25. Juni 2015: „Der türkische Staat wollte Kobanê auslöschen“

Vor sieben Jahren sickerten Islamisten aus der Türkei in Kobanê ein und verübten ein Massaker an der Zivilbevölkerung der fünf Monate zuvor befreiten Stadt. Überlebende sagen, dass der türkische Staat Kobanê auslöschen wollte und dafür den IS benutzte.

Am 25. Juni 2015 drangen Milizionäre der Terrororganisation „Islamischer Staat“ (IS) aus der Türkei in Kobanê ein und verübten ein brutales Massaker an der Zivilbevölkerung. Elî Xelê hat das Massaker verletzt überlebt, ihm wurde in beide Beine geschossen. Der Angriff habe eine tiefe Wunde in den Herzen der Menschen aufgerissen, erinnert sich Xelê sieben Jahre später:

„Wir feierten die Befreiung von Sirîn, aber dann sahen wir, dass die IS-Banden in die Stadt gekommen sind. Mihemed Hecî war an meiner Seite, sie schossen auf uns. Er ist gefallen, ich wurde an den Beinen verwundet. Mein Nachbar Ehmed wollte mich ins Krankenhaus bringen, aber wir waren von Islamisten umstellt. Später entdeckten wir einen Weg und konnten uns retten. Der türkische Staat und seine Söldner wollten die Bevölkerung von Kobanê mit diesem Massaker auslöschen. Der Angriff auf die Menschen in Kobanê richtete sich gegen das gesamte kurdische Volk.

Elî Xelê: Der türkische Staat wollte uns auslöschen

Wehîde Şêx Nebî hat ihren Vater und ihren Sohn bei dem Massaker verloren. Von diesem Tag berichtet sie: „Mein Vater war zu uns gekommen, um Opfergaben für Ramadan zu sammeln. Er war müde und wollte sich etwas ausruhen.
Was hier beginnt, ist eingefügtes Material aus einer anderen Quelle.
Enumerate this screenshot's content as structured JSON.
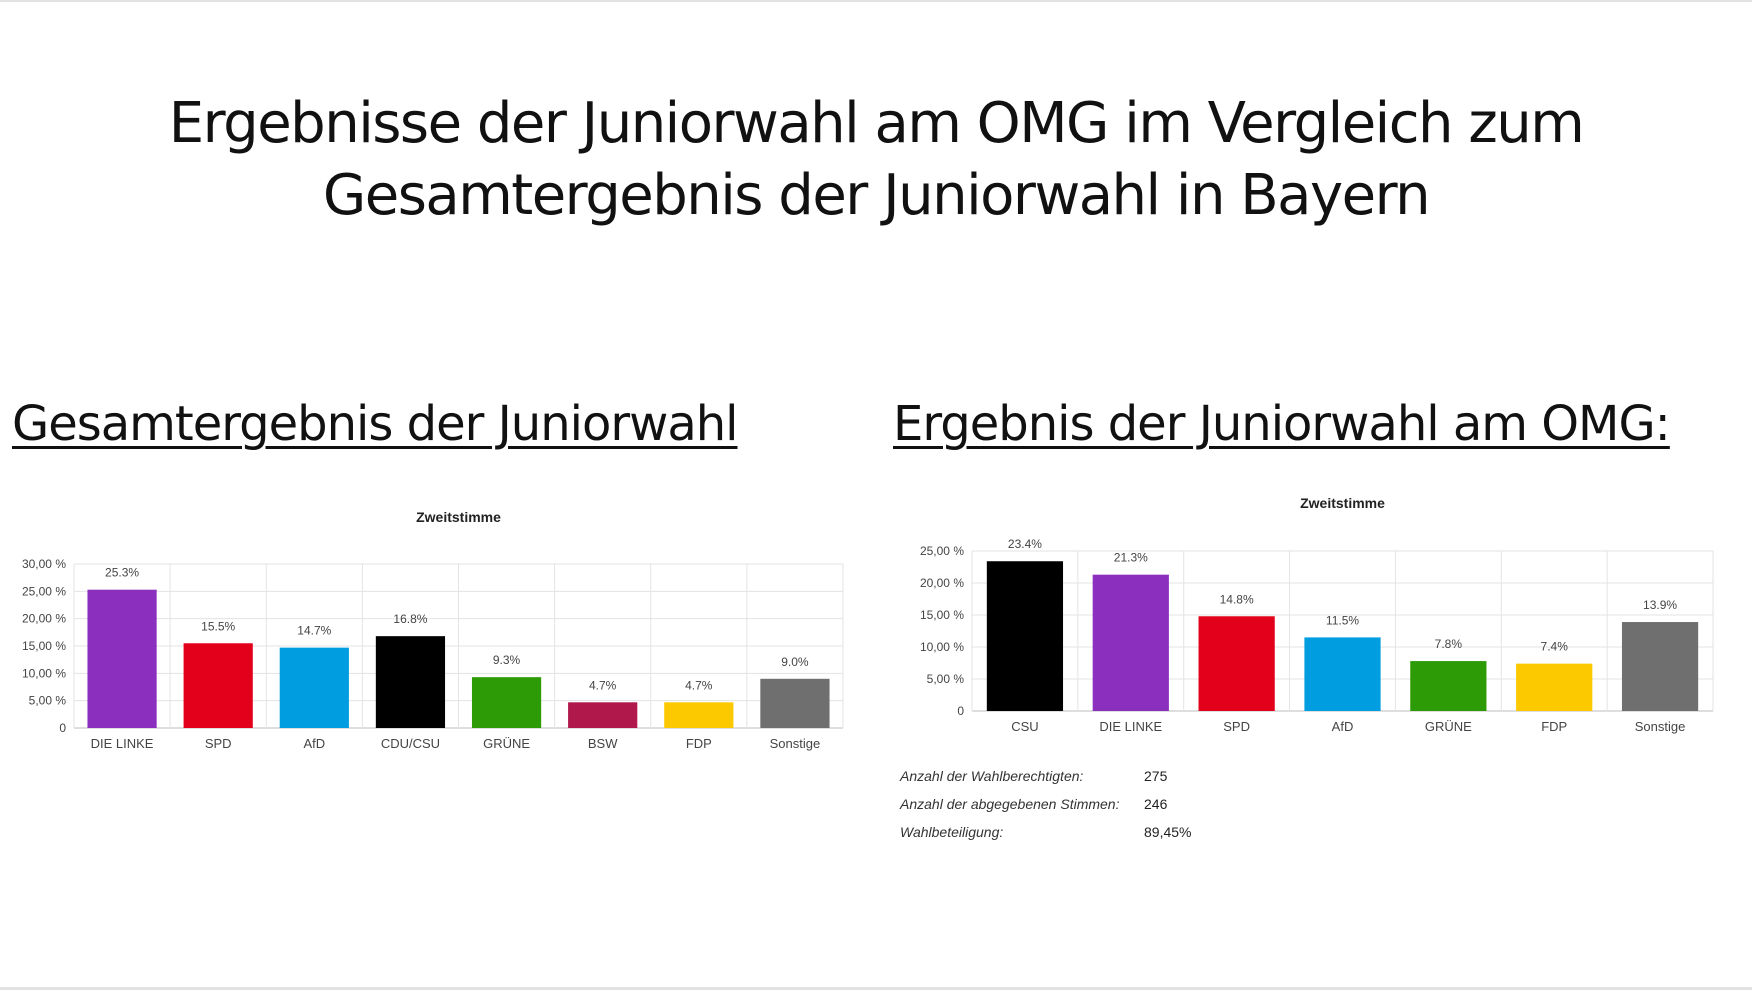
{
  "slide": {
    "title_line1": "Ergebnisse der Juniorwahl am OMG im Vergleich zum",
    "title_line2": "Gesamtergebnis der Juniorwahl in Bayern",
    "section_left": "Gesamtergebnis der Juniorwahl",
    "section_right": "Ergebnis der Juniorwahl am OMG:"
  },
  "stats": [
    {
      "label": "Anzahl der Wahlberechtigten:",
      "value": "275"
    },
    {
      "label": "Anzahl der abgegebenen Stimmen:",
      "value": "246"
    },
    {
      "label": "Wahlbeteiligung:",
      "value": "89,45%"
    }
  ],
  "chart_data": [
    {
      "type": "bar",
      "title": "Zweitstimme",
      "categories": [
        "DIE LINKE",
        "SPD",
        "AfD",
        "CDU/CSU",
        "GRÜNE",
        "BSW",
        "FDP",
        "Sonstige"
      ],
      "values": [
        25.3,
        15.5,
        14.7,
        16.8,
        9.3,
        4.7,
        4.7,
        9.0
      ],
      "data_labels": [
        "25.3%",
        "15.5%",
        "14.7%",
        "16.8%",
        "9.3%",
        "4.7%",
        "4.7%",
        "9.0%"
      ],
      "colors": [
        "#8a2fbe",
        "#e3001b",
        "#009ee0",
        "#000000",
        "#2d9b06",
        "#b0174a",
        "#fcc900",
        "#6f6f6f"
      ],
      "yticks": [
        0,
        5,
        10,
        15,
        20,
        25,
        30
      ],
      "ytick_labels": [
        "0",
        "5,00 %",
        "10,00 %",
        "15,00 %",
        "20,00 %",
        "25,00 %",
        "30,00 %"
      ],
      "ylim": [
        0,
        30
      ],
      "grid": true
    },
    {
      "type": "bar",
      "title": "Zweitstimme",
      "categories": [
        "CSU",
        "DIE LINKE",
        "SPD",
        "AfD",
        "GRÜNE",
        "FDP",
        "Sonstige"
      ],
      "values": [
        23.4,
        21.3,
        14.8,
        11.5,
        7.8,
        7.4,
        13.9
      ],
      "data_labels": [
        "23.4%",
        "21.3%",
        "14.8%",
        "11.5%",
        "7.8%",
        "7.4%",
        "13.9%"
      ],
      "colors": [
        "#000000",
        "#8a2fbe",
        "#e3001b",
        "#009ee0",
        "#2d9b06",
        "#fcc900",
        "#6f6f6f"
      ],
      "yticks": [
        0,
        5,
        10,
        15,
        20,
        25
      ],
      "ytick_labels": [
        "0",
        "5,00 %",
        "10,00 %",
        "15,00 %",
        "20,00 %",
        "25,00 %"
      ],
      "ylim": [
        0,
        25
      ],
      "grid": true
    }
  ]
}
Wir hörten Schüsse, sie wurden immer lauter. Ich fragte meinen Vater, was draußen los sei. Er vermutete, dass es sich um Freudenschüsse bei einer Feier wegen der Befreiung der Stadt handelte. Dann war eine große Explosion zu hören. Mein Vater und mein Mann gingen nach draußen. Ich nahm mein Baby auf den Arm und folgte ihnen. Wir verstanden nicht, was vor sich ging. Der Bruder meines Mannes und seine Frau wurden ermordet. Die Islamisten holten später auch uns aus dem Haus und schossen auf uns. Mein Vater und mein Sohn sind gefallen.“

Wehîde Şêx Nebî hat ihren Vater und ihren Sohn bei dem Massaker verloren

Hintergrund: Ein von der Türkei gesteuertes Massaker

In Rojava wird heute der Opfer des Massakers von Kobanê gedacht. 252 Zivilist:innen, darunter 64 Frauen und 35 Kinder, starben bei dem Massaker am 25. Juni 2015 - verübt von der Terrororganisation „Islamischer Staat“ (IS), mit Rückendeckung aus Ankara.

Das Massaker ereignete sich nach der erfolgreichen Verteidigung der Stadt gegen die Angriffe des IS. Am 26. Januar 2015 hatten die YPG/YPJ Kobanê für befreit erklärt. Die Stadt war zerstört, aber es wurde mit dem Wiederaufbau begonnen. Zehn Tage, nachdem die YPG und YPJ am 15. Juni desselben Jahres Girê Spî (Tall Abyad) befreit hatten und auf Raqqa, die selbsternannte „Hauptstadt des Kalifats“ vorrückten, drangen IS-Dschihadisten getarnt in YPG-Uniformen von zwei Seiten in Kobanê ein.

60 IS-Terroristen aus der Türkei hatten mit Wissen türkischer Soldaten den Grenzübergang Mürşitpınar, der zum damaligen Zeitpunkt vollständig geschlossen war, passiert – in Fahrzeugen mit aufmontierten DschK-Flugabwehrgeschützen. Ein weiterer Zug des IS kam über Dscharablus. Der Angriff begann im Morgengrauen mit der Explosion einer Lastwagen-Bombe. Anschließend fielen die Dschihadisten über Kobanê her. Die Dschihadisten gingen von Haus für Haus, töteten Alte, Männer, Frauen und Kinder. Die Menschen berichteten, die Mörder hätten sich extra ihre Bärte abrasiert, um unerkannt in die Stadt eindringen zu können.

Dennoch konnten die Volks- und Frauenverteidigungseinheiten (YPG/YPJ) den Angriff zurückschlagen. Zurück blieben 252 tote Zivilistinnen und Zivilisten, die Jüngsten nur wenige Jahre alt, und zwei Dutzend gefallene Kämpfer:innen. Sie wurden auf einem besonderen Gedenkfriedhof der Stadt beigesetzt.